Page Under Construction
The text below is adapted from a proposal put forward during the ConstitutionUK project run by the LSE in 2015 to crowdsource a new constitution for the UK, and will be substantially rewritten before this website goes live.
This page concentrates on the position in England in order to keep the analysis simple, but similar dynamics underlie the law in Scotland, wales and Northern Ireland.
Historically, all land titles in England have their roots in the estates William I granted to his tenants-in-chief, and all freeholds in England derive from those rights.
Those rights were not so much rights of occupancy or use of the land itself, rather they were rights of dominion over the people living on it.
Rights of occupancy and rights of dominion both contain a right to exclude people from the land in question, but those rights of exclusion are fundamentally different in nature. Rights of occupancy contain a right of exclusion in order to protect the holder’s enjoyment of the land. Rights of dominion, on the other hand, are essentially administrative, and the right to exclude people derives primarily from a need to protect land from over-use or misuse.
The Enclosure Acts had the effect of converting rights of dominion into rights of occupancy. Large landowners were effectively relieved of a set of responsibilities which had been an integral part of their landholdings, and the people living on the land were stripped of their rights and evicted. Those Acts were passed by Parliaments which represented only a small proportion of the population and they would be inconceivable in a properly democratic society. The damage they did, however, has still not been undone.

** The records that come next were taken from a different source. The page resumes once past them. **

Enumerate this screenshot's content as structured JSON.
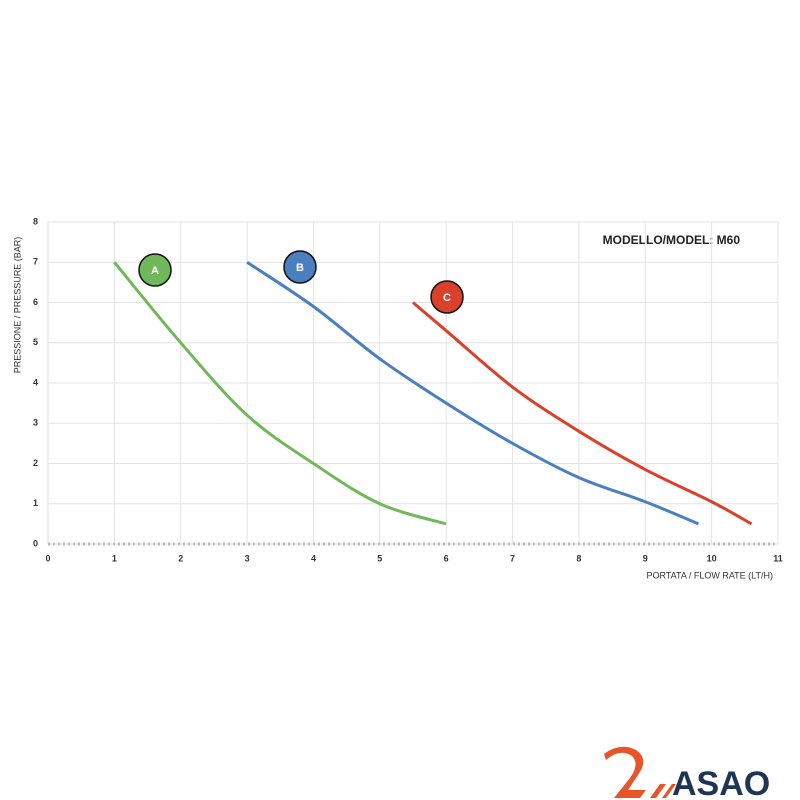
{
  "chart_data": {
    "type": "line",
    "title": "MODELLO/MODEL: M60",
    "x_label": "PORTATA / FLOW RATE (LT/H)",
    "y_label": "PRESSIONE / PRESSURE (BAR)",
    "series": [
      {
        "name": "A",
        "color": "#70b85a",
        "x": [
          1,
          2,
          3,
          4,
          5,
          6
        ],
        "values": [
          7,
          5,
          3.2,
          2,
          1,
          0.5
        ]
      },
      {
        "name": "B",
        "color": "#4a7fc0",
        "x": [
          3,
          4,
          5,
          6,
          7,
          8,
          9,
          9.8
        ],
        "values": [
          7,
          5.9,
          4.6,
          3.5,
          2.5,
          1.65,
          1.05,
          0.5
        ]
      },
      {
        "name": "C",
        "color": "#d9412b",
        "x": [
          5.5,
          6,
          7,
          8,
          9,
          10,
          10.6
        ],
        "values": [
          6,
          5.3,
          3.9,
          2.8,
          1.85,
          1.05,
          0.5
        ]
      }
    ],
    "xlim": [
      0,
      11
    ],
    "xticks": [
      0,
      1,
      2,
      3,
      4,
      5,
      6,
      7,
      8,
      9,
      10,
      11
    ],
    "ylim": [
      0,
      8
    ],
    "yticks": [
      0,
      1,
      2,
      3,
      4,
      5,
      6,
      7,
      8
    ],
    "grid": true
  },
  "logo": {
    "text": "ASAO"
  }
}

It is sometimes suggested that reversing those Acts is impossible because it would involve trying to trace the descendants of all the people who were evicted over those two or three centuries. From the perspective presented here, however, that would be unnecessary because the rights that were lost were not intrinsically heritable.
We propose that rights of dominion over land should be regarded as a form of trusteeship, where the trustees hold the land for the benefit of all those who might have a right to live or work on it. The Enclosures Acts would be deemed to have improperly converted the landowners, generally, from trustees to beneficiaries, and the remedy would be to convert their successors in title, generally, back to trustees (‘generally’ because for the most part it would be enough to base it on size of land holding – it would not be necessary in most cases to trace the precise history of individual plots of land).
The purpose of this reform is to provide a basis on which a landless person could claim land for subsistence but we expect that ‘hostile’ claims would only happen during the transition period – in the longer term we would expect market mechanisms to be adequate. we won’t go into further detail here, except to say that we envisage different classes of trusteeship. Most farmland, for example, could be deemed to be held through an implicit contract with urban dwellers while other land might be deemed to be ‘abandoned’ and therefore easier to claim (‘abandoned’ land would be in the largest estates to ensure that only the largest landowners might be compelled to surrender land).
Trustees would continue to have the enjoyment of land which had no identified beneficiaries and would retain most of the rights over it that they have today. The amount of land which would in fact be transferred through hostile claims depends on how much suppressed demand there is for a subsistence lifestyle. In other words, it will be a function of how seriously awry the present system is.